OK - my Australian geography sucks - but if you are in Mid North Coast it looks, at first glance, as if you are quite a long way from Sydney? Australia does use VHF - which 'goes further' than UHF - as well as UHF - but I'm used to coverage areas being in the <80 km radius even for high power transmitters)
The fact that you only have one successfully scanned Mux (OK) and the others haven't successfully scanned (FAIL) suggests one of three things :
1. You have the wrong frequencies and just hit one that was right by good luck.
2. You have a terrible signal (but if the aerial/antenna feed that you are feeding your tuner works fine with a regular TV that's unlikely)
3. Your tuner is lousy. (The X Box One isn't the world's best, but for DVB-T I'd expect it to be OK)
The key thing is to find out the frequencies of the TV transmitter that serves your area. Add muxes on those frequencies manually, and you may have more luck.
You add muxes in the Configuration->DVB Inputs->Muxes tab - where there are ADD, DELETE and EDIT options. If you have one MUX that works, then editing that and Creating rather than Applying will save the edited version as a new mux (very useful for quickly adding a bunch of frequencies with the same DVB-T parameters)
Australia uses 7MHz Bandwidth according to the ACMA site, and I'd expect 8K carriers. You'll probably find you can leave the other details on AUTO. (But, if not, 64QAM is a good bet )
mySwitch looks to be a useful Australian TV frequency/coverage checker site. Enter your post code/zip code and it will tell you your coverage. HOWEVER if you look below where it says the level of coverage there is a little link called 'Channels for...' (which tells you which channels you should receive) - if you click on that it not only tells you the channels but also returns the frequencies for each multiplex (i.e. the frequencie each group of channels is broadcast on)
I chose a random 'Mid North Coast' town - Port Macquarie - and entered it in the my switch coverage checker. It suggests the Manning River location for this served by the Middle Brother main TV transmitter with the following frequencies :
184.5MHz for the ABC channels
177.5MHz for the SBS channels
191.5MHz for the Prime (aka Seven?) channels
226.5MHz for the NBN channels
219.5MHz for the Southern Cross channels
Those are all VHF channels (Australia uses VHF massively - whereas those of us in Europe often have mainly UHF services. In the UK we have no TV in VHF, whereas in places like Sweden you may have just one of the 6 or 7 muxes in VHF)

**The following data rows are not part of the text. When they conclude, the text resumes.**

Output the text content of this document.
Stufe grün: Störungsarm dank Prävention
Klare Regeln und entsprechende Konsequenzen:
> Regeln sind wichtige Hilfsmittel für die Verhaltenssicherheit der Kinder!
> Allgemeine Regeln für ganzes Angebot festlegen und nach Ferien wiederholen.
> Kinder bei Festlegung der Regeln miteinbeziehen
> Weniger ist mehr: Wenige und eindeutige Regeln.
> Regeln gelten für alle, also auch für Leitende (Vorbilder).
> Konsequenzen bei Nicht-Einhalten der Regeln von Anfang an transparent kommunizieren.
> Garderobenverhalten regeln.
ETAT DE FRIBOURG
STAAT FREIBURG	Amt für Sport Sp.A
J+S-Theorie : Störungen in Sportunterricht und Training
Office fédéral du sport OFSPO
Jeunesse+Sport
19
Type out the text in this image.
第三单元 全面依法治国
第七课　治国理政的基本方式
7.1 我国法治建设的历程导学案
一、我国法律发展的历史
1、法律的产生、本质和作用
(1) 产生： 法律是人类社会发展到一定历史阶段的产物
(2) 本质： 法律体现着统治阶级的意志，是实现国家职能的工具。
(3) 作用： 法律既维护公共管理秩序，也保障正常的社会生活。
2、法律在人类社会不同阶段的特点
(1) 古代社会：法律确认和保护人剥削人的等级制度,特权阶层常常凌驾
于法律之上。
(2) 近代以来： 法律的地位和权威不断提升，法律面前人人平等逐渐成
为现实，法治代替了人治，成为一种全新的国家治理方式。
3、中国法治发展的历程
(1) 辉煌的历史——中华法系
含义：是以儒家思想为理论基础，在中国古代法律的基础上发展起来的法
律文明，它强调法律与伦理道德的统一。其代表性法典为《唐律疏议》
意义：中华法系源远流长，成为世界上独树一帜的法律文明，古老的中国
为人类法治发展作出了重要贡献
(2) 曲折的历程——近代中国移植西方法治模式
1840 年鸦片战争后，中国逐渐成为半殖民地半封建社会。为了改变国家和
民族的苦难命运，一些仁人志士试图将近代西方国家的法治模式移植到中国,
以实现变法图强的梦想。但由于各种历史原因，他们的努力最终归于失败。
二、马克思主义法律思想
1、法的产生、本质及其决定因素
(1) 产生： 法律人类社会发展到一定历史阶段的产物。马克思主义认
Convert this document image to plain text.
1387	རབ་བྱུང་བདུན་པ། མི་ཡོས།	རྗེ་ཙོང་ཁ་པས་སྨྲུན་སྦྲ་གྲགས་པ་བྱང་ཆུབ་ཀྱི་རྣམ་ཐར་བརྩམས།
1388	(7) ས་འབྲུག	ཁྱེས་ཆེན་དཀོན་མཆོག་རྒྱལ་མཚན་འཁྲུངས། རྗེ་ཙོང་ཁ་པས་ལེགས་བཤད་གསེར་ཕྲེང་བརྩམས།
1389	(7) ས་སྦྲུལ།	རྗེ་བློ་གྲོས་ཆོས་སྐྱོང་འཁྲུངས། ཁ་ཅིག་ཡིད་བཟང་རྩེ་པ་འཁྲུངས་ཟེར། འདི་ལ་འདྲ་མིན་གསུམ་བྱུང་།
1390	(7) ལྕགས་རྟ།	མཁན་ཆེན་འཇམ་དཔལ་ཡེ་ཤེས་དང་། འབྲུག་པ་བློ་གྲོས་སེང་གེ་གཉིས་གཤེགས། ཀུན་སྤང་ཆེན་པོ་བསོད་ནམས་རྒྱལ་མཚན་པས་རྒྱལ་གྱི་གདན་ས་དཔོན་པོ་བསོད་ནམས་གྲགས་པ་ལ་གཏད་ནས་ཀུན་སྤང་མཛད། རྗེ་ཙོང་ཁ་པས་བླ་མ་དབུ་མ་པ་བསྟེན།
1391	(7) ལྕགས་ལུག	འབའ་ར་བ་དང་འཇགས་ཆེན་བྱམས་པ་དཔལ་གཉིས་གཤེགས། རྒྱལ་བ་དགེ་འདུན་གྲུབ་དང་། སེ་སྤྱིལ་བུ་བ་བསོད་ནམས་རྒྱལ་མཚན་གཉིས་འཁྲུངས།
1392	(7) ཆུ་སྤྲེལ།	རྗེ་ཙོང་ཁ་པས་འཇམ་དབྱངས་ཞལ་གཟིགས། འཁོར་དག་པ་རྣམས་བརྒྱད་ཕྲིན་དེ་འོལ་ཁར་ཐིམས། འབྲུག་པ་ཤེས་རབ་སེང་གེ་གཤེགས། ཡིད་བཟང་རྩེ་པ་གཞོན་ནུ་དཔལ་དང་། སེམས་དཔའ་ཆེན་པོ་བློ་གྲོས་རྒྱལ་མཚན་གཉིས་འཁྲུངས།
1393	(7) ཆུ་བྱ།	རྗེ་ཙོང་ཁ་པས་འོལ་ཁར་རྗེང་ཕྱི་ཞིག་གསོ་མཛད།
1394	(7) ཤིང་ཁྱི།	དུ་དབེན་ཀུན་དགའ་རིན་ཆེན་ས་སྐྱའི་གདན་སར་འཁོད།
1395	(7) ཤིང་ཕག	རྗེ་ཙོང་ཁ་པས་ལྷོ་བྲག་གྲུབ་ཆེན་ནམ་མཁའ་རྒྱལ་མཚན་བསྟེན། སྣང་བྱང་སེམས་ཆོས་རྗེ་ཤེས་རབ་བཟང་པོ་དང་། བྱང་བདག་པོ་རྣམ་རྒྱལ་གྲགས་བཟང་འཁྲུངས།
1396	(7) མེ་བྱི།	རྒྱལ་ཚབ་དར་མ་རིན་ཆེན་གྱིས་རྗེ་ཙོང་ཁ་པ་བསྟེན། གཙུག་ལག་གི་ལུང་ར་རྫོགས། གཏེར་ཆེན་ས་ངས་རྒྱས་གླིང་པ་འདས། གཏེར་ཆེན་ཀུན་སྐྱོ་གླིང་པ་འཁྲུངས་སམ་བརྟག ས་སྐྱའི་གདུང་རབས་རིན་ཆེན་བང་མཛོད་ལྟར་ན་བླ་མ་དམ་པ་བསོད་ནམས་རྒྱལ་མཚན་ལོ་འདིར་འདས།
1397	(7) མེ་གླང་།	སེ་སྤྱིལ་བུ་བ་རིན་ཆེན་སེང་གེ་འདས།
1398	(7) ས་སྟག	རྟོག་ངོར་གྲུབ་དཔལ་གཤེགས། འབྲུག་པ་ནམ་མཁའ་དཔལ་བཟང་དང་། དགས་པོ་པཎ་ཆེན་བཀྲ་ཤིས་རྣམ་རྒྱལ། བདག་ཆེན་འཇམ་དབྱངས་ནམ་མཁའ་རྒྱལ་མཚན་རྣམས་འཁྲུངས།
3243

Obviously you may well be somewhere very different on the Mid North Coast - so don't take those numbers as correct.
tvradio_handbook_electronic_edition-pdf.pdf?la=en is a comprehensive list of TV transmitter frequencies by region etc. which may help you find your frequencies if you know the name of your local transmitter. It also tells you the broadcast power of each transmitter - as they vary massively depending on whether they are 'main' transmitters or just little local fill-in transmitters to fill a small coverage gap.
Also if you know the official call sign of your TV stations (i.e. ABC7, SBS6) then the number at the end of the call sign is the RF channel of the station you are trying to receive. You can map the RF channel number to a frequency with the table on p. 403. However it is possible Australia, like other countries, uses small +ve or -ve offsets (125kHz I think) so you are better advised to use the actual frequencies if you can find them.